Yes, the condition above implies a local isomorphism from the section of a neighborhood of x in E to the bundle X×Rn. This is because the measurable maps πi are defined to be isomorphisms between the sections of E and the bundle X×Rn in the neighborhoods Yi.
However, this definition alone does not imply that E is a fiber bundle over X. A fiber bundle is a special type of bundle that has additional structure, such as a continuous surjective map from the bundle to the base space, a continuous right inverse map, and a smooth structure on the fibers. In order to show that E is a fiber bundle, it would be necessary to show that these additional conditions are satisfied.

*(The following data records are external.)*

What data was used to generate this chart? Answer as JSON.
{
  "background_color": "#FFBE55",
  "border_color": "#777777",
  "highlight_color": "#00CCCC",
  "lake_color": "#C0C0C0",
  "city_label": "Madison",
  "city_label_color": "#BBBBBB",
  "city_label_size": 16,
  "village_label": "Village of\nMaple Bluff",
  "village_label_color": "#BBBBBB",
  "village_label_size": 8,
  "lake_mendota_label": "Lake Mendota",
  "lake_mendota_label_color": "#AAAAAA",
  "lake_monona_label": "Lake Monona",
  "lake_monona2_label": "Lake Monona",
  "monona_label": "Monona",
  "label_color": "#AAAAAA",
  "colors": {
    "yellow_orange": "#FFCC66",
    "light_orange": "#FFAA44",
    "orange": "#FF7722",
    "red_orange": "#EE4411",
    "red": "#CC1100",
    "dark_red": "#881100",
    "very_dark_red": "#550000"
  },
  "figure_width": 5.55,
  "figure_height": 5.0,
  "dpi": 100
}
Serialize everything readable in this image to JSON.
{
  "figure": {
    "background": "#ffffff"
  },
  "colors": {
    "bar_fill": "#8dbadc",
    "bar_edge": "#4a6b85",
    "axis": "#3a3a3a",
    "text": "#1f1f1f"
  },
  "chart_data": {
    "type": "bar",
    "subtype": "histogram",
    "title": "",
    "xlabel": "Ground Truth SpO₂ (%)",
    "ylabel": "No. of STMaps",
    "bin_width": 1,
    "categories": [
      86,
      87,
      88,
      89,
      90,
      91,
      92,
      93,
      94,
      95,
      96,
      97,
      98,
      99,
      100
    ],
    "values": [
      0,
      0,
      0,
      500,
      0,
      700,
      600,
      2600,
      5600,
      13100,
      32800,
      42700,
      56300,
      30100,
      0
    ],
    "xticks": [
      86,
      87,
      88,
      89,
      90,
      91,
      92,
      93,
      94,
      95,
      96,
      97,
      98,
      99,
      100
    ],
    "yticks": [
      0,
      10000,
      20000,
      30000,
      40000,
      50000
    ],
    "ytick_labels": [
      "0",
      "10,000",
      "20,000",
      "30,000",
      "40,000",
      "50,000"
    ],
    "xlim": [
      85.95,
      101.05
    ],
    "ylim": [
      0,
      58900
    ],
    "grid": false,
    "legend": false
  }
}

The definition you provided for a measurable bundle does not guarantee the local product structure. Specifically, the condition you provided only states that there exists a countable cover of X by measurable sets $Y_i$ and measurable maps $\pi_i: X \times \mathbb{R}^n \to X$ such that the inverse image of $Y_i$ under $\pi_i$ is equal to $Y_i \times \mathbb{R}^n$. This does not necessarily imply that there exists an open set $U$ in X such that the inverse image of $U$ under $\pi$ is isomorphic to $U \times \mathbb{R}^n$.
However, if you further assume that the measurable bundle is a fiber bundle, then it will have the local product structure. A fiber bundle is a type of bundle that has a locally trivializable projection map and a fiber, which is a topological space that is homeomorphic to the inverse image of a point under the projection map. In the case of a measurable fiber bundle, the projection map and the fiber are required to be measurable as well. The local trivializability condition guarantees that there exists an open set $U$ in X such that the inverse image of $U$ under the projection map is isomorphic to $U \times F$, where $F$ is the fiber. This implies that the local product structure holds for measurable fiber bundles.